Tennessee teen contracts hookworm infection while visiting Pompano Beach

POMPANO BEACH, FLA. (WSVN) - A teen who visited South Florida is recovering after he contracted a hookworm infection on a trip to Pompano Beach.

Michael Dumas, 17, came to South Florida as part of a mission trip with his church on June 20. However, while he was in the Sunshine State, Dumas and three others went home with some unwanted passengers: hookworms.

“We have a definitive diagnosis. Cutaneous larva migrans,” said the teen’s mother, Kelli Dumas. “He has open, gaping wounds. He has a staph infection now.”

A 15 minute trip at Pompano Beach has left scars on the teen’s skin, his mother said.

According to a Facebook post from the teen’s mother, doctors have tried several treatment methods, all to no avail.

Dermatologists have even tried to freeze the worms. “When she was using the liquid nitrogen, he could actually feel the worms moving inside of his body,” said the mother.

According to the Center of Disease Control, hookworms are a parasite that can penetrate the skin of humans. The primary method of infection is walking on contaminated sand or soil.
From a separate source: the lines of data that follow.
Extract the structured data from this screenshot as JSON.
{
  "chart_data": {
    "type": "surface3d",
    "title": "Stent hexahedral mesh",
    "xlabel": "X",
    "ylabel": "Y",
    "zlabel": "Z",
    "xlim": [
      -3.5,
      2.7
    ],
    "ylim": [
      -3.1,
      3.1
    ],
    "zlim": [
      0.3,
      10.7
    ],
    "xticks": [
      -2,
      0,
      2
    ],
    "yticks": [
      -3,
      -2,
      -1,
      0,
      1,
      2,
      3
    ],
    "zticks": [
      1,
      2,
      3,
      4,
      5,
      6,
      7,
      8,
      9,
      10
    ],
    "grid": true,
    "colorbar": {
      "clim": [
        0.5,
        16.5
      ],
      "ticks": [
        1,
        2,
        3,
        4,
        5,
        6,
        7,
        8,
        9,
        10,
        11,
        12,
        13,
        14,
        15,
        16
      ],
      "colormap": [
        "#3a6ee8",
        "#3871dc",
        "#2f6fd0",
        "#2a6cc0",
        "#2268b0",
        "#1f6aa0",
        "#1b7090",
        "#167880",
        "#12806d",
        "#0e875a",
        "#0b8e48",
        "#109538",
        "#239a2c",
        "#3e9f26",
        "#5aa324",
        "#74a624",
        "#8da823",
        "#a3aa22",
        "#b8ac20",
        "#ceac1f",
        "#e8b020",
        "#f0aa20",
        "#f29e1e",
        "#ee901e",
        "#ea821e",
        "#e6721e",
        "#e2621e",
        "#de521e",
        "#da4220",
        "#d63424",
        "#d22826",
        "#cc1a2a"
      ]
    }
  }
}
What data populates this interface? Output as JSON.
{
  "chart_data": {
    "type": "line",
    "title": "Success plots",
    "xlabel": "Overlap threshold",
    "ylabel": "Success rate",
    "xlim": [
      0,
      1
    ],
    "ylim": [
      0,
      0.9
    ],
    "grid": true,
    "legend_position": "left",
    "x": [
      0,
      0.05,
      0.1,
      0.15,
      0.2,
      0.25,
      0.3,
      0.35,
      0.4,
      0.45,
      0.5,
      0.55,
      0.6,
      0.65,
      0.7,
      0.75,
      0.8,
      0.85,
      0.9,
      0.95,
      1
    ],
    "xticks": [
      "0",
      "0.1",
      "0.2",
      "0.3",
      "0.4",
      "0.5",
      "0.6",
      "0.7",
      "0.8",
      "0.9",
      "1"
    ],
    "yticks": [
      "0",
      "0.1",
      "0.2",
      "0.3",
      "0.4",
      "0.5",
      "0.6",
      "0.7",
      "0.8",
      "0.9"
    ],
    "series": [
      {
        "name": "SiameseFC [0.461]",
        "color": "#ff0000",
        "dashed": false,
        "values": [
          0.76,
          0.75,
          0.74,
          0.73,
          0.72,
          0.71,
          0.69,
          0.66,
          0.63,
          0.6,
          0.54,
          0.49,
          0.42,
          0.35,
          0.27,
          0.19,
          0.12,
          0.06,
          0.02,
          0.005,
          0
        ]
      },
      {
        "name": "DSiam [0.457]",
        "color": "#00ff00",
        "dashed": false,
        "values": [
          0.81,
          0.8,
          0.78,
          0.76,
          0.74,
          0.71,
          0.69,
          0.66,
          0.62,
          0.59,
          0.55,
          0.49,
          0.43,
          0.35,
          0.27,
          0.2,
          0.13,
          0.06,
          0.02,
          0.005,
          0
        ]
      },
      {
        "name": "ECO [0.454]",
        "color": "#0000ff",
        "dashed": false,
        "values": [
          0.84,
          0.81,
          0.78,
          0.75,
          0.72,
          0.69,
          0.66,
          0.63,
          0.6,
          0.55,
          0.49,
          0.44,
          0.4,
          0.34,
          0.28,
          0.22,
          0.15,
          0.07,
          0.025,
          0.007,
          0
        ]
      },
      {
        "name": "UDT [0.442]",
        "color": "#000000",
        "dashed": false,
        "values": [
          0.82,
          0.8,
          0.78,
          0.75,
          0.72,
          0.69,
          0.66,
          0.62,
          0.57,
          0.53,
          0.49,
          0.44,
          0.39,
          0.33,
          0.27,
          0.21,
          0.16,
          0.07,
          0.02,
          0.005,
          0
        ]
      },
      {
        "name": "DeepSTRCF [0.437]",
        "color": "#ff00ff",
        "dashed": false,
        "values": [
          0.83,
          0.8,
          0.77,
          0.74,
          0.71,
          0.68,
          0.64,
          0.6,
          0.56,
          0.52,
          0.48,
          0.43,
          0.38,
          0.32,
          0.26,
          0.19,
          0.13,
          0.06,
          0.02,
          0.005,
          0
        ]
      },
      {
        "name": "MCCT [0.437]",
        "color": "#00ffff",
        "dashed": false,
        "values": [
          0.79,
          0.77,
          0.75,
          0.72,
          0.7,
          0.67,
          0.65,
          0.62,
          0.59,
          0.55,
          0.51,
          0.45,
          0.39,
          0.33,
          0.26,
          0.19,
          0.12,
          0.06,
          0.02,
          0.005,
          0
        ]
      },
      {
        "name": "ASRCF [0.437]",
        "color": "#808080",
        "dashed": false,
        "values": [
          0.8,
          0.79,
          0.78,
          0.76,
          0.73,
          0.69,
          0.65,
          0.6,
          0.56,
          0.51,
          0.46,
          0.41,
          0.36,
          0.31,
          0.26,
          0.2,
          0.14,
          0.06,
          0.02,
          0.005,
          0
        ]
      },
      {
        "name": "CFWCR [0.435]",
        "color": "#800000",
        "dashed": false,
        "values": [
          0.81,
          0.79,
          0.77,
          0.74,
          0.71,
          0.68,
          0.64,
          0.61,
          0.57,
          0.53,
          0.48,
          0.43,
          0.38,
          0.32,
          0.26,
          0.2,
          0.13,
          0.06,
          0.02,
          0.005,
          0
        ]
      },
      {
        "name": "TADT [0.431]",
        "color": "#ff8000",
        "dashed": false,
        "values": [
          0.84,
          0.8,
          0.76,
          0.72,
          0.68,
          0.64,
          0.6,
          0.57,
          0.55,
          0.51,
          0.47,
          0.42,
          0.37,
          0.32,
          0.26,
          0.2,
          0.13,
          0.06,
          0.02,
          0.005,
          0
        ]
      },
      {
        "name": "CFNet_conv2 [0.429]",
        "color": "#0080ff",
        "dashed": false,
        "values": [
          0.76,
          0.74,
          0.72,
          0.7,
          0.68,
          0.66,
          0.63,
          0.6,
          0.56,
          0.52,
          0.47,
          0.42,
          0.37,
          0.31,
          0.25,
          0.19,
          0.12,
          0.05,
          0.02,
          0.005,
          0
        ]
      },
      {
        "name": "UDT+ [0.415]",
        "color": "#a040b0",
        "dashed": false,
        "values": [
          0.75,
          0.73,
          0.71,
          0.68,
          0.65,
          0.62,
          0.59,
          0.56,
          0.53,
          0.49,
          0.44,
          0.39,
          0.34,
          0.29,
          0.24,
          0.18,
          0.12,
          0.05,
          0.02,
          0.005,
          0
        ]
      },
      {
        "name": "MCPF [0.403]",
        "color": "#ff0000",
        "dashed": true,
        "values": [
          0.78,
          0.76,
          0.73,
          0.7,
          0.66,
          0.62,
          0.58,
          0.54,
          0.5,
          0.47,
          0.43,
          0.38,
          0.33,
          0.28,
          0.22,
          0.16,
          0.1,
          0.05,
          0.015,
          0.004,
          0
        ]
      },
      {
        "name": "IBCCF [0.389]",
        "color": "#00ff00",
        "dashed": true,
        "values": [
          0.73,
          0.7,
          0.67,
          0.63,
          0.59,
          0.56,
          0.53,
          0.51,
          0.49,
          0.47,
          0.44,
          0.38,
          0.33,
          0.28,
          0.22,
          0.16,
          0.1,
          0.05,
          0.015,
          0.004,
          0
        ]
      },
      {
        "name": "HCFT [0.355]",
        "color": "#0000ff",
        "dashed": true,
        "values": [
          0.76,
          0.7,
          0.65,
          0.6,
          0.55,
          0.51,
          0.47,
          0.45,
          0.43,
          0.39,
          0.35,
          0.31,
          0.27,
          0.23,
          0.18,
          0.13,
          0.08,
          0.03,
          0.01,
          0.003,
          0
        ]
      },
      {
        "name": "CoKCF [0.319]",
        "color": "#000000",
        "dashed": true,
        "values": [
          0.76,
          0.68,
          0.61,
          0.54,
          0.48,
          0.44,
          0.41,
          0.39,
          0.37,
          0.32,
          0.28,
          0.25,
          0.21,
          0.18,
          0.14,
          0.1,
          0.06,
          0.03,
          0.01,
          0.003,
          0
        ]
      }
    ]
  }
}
Most infected people will not notice symptoms. However, serious infections can result in blood loss leading to anemia, abdominal pain, diarrhea, loss of appetite, weight loss and fatigue.

Dumas said she reached out to the Broward County Health Department.

“How many people have been on the beach since June 19? How many people have been on the beach since I called her July 17?” Dumas said. “She told me, when I said I just want you to put a warning sign, she said to me, ‘That’s not my job.'”

Dumas said her son is now home-bound and has to soak the infected area in bleach water every day.

“My son intends to go to Ghana next year,” the mother said. “Am I gonna let him go with any fear? Not sure. Not sure if I’m ever gonna let him out of my sight right now.”

7News has since reached out to the Broward County Health Department. They said this incident is something they are investigating.

The CDC said there are millions of people worldwide that are infected with hookworm every year.

There are far fewer incidents like it in the United States. However, it is usually in an area where there is poor sanitation.

CDC officials said whenever residents or visitors are near sand or soil, it’s advised to keep their shoes on.